Department of Revenue v. Davis: Why the Supreme Court Should Strike Down the Differential Tax Treatment of In-State and Out-of-State Municipal Bonds
Justice Cardozo once wrote, “[t]he Constitution . . . was framed upon the theory that the peoples of the several states must sink or swim together, and that in the long run prosperity and salvation are in union and not division.” Nowhere does this principle resound more deeply than in the dormant component of the Commerce Clause, which delineates the constitutional command prohibiting the states from discriminating against interstate commerce. As straightforward as that limitation may appear, the dormant Commerce Clause has proven to be one of the most controversial and ambiguous areas of constitutional jurisprudence. The problem of determining the bounds of state power in light of the Commerce Clause becomes even more difficult when the “indispensable [state] power of taxation” is at issue.
In Department of Revenue of the Finance and Administration Cabinet v. Davis, on review from the Kentucky Court of Appeals, the Supreme Court will find its latest vehicle for contributing to the “quagmire” of its dormant Commerce Clause tax decisions to date. In Davis, the Kentucky Court of Appeals invalidated the state’s bond taxation system, which taxed interest earned on out-of-state municipal bonds but exempted from taxation interest earned on in-state municipal bonds, on the ground that the tax violated the dormant Commerce Clause.
Davis has the potential to play an important role in both tax law and dormant Commerce Clause jurisprudence because there is widespread use of bond taxation systems similar to the one that the Kentucky Court of Appeals struck down as unconstitutional.
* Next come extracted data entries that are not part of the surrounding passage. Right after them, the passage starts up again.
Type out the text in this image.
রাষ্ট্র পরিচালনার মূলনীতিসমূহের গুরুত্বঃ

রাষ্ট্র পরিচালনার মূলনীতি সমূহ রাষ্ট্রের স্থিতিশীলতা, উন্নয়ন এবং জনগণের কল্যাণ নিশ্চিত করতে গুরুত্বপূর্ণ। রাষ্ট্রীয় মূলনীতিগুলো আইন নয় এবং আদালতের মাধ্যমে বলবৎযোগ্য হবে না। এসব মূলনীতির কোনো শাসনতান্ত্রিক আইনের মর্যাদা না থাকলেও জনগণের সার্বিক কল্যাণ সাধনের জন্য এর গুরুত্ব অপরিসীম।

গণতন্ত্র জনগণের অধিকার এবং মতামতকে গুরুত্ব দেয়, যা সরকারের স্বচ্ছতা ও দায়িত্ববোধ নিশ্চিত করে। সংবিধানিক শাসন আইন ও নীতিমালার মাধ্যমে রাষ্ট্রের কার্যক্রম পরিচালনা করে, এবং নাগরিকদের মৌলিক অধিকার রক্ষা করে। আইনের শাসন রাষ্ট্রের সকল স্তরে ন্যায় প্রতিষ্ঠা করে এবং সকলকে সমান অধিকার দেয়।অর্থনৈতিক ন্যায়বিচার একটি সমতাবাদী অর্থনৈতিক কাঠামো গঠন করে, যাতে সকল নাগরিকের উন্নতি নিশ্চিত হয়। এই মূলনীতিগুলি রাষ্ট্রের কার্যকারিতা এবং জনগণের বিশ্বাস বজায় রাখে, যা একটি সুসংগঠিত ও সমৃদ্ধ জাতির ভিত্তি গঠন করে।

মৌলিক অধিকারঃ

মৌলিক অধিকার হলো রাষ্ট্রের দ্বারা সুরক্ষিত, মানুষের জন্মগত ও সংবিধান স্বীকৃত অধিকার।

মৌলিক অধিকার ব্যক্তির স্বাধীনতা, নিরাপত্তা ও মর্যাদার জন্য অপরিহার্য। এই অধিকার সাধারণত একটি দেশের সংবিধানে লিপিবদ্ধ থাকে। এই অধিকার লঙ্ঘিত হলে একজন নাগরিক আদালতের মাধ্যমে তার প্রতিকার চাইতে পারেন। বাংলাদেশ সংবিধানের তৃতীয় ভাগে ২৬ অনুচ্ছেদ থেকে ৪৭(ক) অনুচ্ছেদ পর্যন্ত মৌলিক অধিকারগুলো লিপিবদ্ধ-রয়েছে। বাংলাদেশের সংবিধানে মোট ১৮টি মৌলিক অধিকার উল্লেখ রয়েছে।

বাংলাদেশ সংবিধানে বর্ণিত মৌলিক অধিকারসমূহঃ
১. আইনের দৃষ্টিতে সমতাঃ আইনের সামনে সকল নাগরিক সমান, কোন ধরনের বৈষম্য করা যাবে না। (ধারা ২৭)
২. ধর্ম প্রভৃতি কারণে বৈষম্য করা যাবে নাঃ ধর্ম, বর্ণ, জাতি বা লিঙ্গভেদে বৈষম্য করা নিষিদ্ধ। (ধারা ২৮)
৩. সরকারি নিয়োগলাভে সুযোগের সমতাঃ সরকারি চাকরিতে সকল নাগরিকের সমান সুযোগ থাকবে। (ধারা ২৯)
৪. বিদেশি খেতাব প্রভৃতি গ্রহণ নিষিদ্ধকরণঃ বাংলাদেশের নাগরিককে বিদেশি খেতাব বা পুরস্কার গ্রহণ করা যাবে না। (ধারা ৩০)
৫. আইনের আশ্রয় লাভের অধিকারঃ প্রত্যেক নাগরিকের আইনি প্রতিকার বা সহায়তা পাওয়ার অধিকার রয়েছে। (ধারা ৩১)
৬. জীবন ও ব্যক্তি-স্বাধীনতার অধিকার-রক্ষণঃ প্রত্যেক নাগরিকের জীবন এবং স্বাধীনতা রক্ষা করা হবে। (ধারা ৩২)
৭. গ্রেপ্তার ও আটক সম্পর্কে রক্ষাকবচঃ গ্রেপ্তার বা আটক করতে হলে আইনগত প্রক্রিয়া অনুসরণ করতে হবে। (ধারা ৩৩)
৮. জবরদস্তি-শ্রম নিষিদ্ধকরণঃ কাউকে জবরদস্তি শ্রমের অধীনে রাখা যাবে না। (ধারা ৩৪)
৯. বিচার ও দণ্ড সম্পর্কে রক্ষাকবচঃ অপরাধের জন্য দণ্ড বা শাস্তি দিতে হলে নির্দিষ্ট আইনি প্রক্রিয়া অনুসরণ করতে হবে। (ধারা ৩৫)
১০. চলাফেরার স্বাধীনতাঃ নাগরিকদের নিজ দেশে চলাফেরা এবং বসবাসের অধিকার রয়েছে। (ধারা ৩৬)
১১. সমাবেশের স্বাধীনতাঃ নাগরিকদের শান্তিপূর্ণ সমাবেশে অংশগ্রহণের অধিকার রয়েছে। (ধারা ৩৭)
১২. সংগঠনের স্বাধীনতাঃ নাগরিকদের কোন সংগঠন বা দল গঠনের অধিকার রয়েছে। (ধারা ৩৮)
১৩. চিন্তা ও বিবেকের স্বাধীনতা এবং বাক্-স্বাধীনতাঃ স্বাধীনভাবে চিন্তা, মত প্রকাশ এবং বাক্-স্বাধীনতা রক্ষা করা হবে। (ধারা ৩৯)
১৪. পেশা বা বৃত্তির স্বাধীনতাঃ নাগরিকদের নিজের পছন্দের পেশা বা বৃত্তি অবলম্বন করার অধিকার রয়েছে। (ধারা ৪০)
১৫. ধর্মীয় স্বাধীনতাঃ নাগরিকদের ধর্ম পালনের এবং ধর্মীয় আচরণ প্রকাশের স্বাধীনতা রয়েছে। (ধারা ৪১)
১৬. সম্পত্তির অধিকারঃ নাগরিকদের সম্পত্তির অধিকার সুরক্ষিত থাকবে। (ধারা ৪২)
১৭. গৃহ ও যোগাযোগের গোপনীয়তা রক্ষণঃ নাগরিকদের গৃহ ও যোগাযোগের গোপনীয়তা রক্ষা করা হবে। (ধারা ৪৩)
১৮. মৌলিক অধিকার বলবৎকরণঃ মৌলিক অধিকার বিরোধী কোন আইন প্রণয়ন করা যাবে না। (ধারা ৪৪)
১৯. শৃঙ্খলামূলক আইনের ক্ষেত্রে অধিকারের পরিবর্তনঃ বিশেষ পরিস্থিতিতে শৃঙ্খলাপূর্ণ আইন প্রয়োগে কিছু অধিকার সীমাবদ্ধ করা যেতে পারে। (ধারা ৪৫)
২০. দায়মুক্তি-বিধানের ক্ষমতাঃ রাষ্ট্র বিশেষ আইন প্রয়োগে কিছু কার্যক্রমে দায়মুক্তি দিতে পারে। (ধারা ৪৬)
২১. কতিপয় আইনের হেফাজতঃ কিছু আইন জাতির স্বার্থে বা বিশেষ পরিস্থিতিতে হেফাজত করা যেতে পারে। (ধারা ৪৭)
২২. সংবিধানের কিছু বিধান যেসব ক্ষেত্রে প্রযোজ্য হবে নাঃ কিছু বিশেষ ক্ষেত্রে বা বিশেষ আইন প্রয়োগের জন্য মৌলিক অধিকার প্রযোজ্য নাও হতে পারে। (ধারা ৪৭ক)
Currently, 42 states tax interest earned on out-of-state bonds while exempting most or all in-state bonds from taxation. When the Supreme Court hears Davis this term, the scope of the state power of taxation will be tested yet again.
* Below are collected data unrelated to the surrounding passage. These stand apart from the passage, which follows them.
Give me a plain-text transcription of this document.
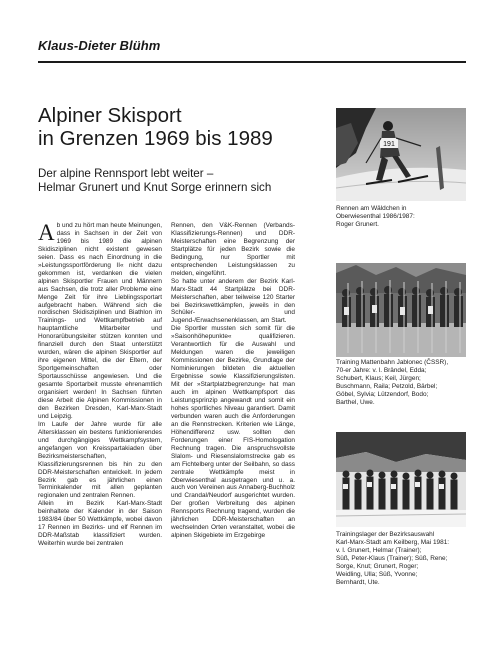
Klaus-Dieter Blühm
Alpiner Skisport
in Grenzen 1969 bis 1989
Der alpine Rennsport lebt weiter –
Helmar Grunert und Knut Sorge erinnern sich
A b und zu hört man heute Meinungen, dass in Sachsen in der Zeit von 1969 bis 1989 die alpinen Skidisziplinen nicht existent gewesen seien. Dass es nach Einordnung in die »Leistungssportförderung II« nicht dazu gekommen ist, verdanken die vielen alpinen Skisportler Frauen und Männern aus Sachsen, die trotz aller Probleme eine Menge Zeit für ihre Lieblingssportart aufgebracht haben. Während sich die nordischen Skidisziplinen und Biathlon im Trainings- und Wettkampfbetrieb auf hauptamtliche Mitarbeiter und Honorarübungsleiter stützen konnten und finanziell durch den Staat unterstützt wurden, wären die alpinen Skisportler auf ihre eigenen Mittel, die der Eltern, der Sportgemeinschaften oder Sportausschüsse angewiesen. Und die gesamte Sportarbeit musste ehrenamtlich organisiert werden! In Sachsen führten diese Arbeit die Alpinen Kommissionen in den Bezirken Dresden, Karl-Marx-Stadt und Leipzig.

Im Laufe der Jahre wurde für alle Altersklassen ein bestens funktionierendes und durchgängiges Wettkampfsystem, angefangen von Kreisspartakiaden über Bezirksmeisterschaften, Klassifizierungsrennen bis hin zu den DDR-Meisterschaften entwickelt. In jedem Bezirk gab es jährlichen einen Terminkalender mit allen geplanten regionalen und zentralen Rennen.

Allein im Bezirk Karl-Marx-Stadt beinhaltete der Kalender in der Saison 1983/84 über 50 Wettkämpfe, wobei davon 17 Rennen im Bezirks- und elf Rennen im DDR-Maßstab klassifiziert wurden. Weiterhin wurde bei zentralen

Rennen, den V&K-Rennen (Verbands-Klassifizierungs-Rennen) und DDR-Meisterschaften eine Begrenzung der Startplätze für jeden Bezirk sowie die Bedingung, nur Sportler mit entsprechenden Leistungsklassen zu melden, eingeführt.

So hatte unter anderem der Bezirk Karl-Marx-Stadt 44 Startplätze bei DDR-Meisterschaften, aber teilweise 120 Starter bei Bezirkswettkämpfen, jeweils in den Schüler- und Jugend-/Erwachsenenklassen, am Start.

Die Sportler mussten sich somit für die »Saisonhöhepunkte« qualifizieren. Verantwortlich für die Auswahl und Meldungen waren die jeweiligen Kommissionen der Bezirke, Grundlage der Nominierungen bildeten die aktuellen Ergebnisse sowie Klassifizierungslisten. Mit der »Startplatzbegrenzung« hat man auch im alpinen Wettkampfsport das Leistungsprinzip angewandt und somit ein hohes sportliches Niveau garantiert. Damit verbunden waren auch die Anforderungen an die Rennstrecken. Kriterien wie Länge, Höhendifferenz usw. sollten den Forderungen einer FIS-Homologation Rechnung tragen. Die anspruchsvollste Slalom- und Riesenslalomstrecke gab es am Fichtelberg unter der Seilbahn, so dass zentrale Wettkämpfe meist in Oberwiesenthal ausgetragen und u. a. auch von Vereinen aus Annaberg-Buchholz und Crandal/Neudorf ausgerichtet wurden. Der großen Verbreitung des alpinen Rennsports Rechnung tragend, wurden die jährlichen DDR-Meisterschaften an wechselnden Orten veranstaltet, wobei die alpinen Skigebiete im Erzgebirge

191
Rennen am Wäldchen in
Oberwiesenthal 1986/1987:
Roger Grunert.
Training Mattenbahn Jablonec (ČSSR),
70-er Jahre: v. l. Brändel, Edda;
Schubert, Klaus; Keil, Jürgen;
Buschmann, Raila; Petzold, Bärbel;
Göbel, Sylvia; Lützendorf, Bodo;
Barthel, Uwe.
Trainingslager der Bezirksauswahl
Karl-Marx-Stadt am Keilberg, Mai 1981:
v. l. Grunert, Helmar (Trainer);
Süß, Peter-Klaus (Trainer); Süß, Rene;
Sorge, Knut; Grunert, Roger;
Weidling, Ulla; Süß, Yvonne;
Bernhardt, Ute.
Part I of this Note provides a brief history of the dormant Commerce Clause with a particular focus on those cases implicating a state’s power to tax. Part II outlines the relevant facts of Davis and of the system of differential taxation of municipal bonds used by Kentucky and other states. Part III and IV then analyze the two critical issues in Davis: (1) whether the differential tax treatment of in-state and out-of-state municipal bonds constitutes discrimination for purposes of the dormant Commerce Clause in light of the Supreme Court’s recent decision in United Haulers Ass’n, Inc. v. Oneida-Herkimer Solid Waste Management Authority; and (2) if Kentucky’s bond taxation is discriminatory, whether it is protected by the market-participant exception to the dormant Commerce Clause.As discussed in Parts III and IV, this Note posits that the Kentucky Court of Appeals decided Davis correctly; Kentucky’s bond taxation system is discriminatory and therefore subject to strict scrutiny under the dormant Commerce Clause, and further, the market-participant exception cannot protect the discriminatory taxation of out-of-state municipal bonds.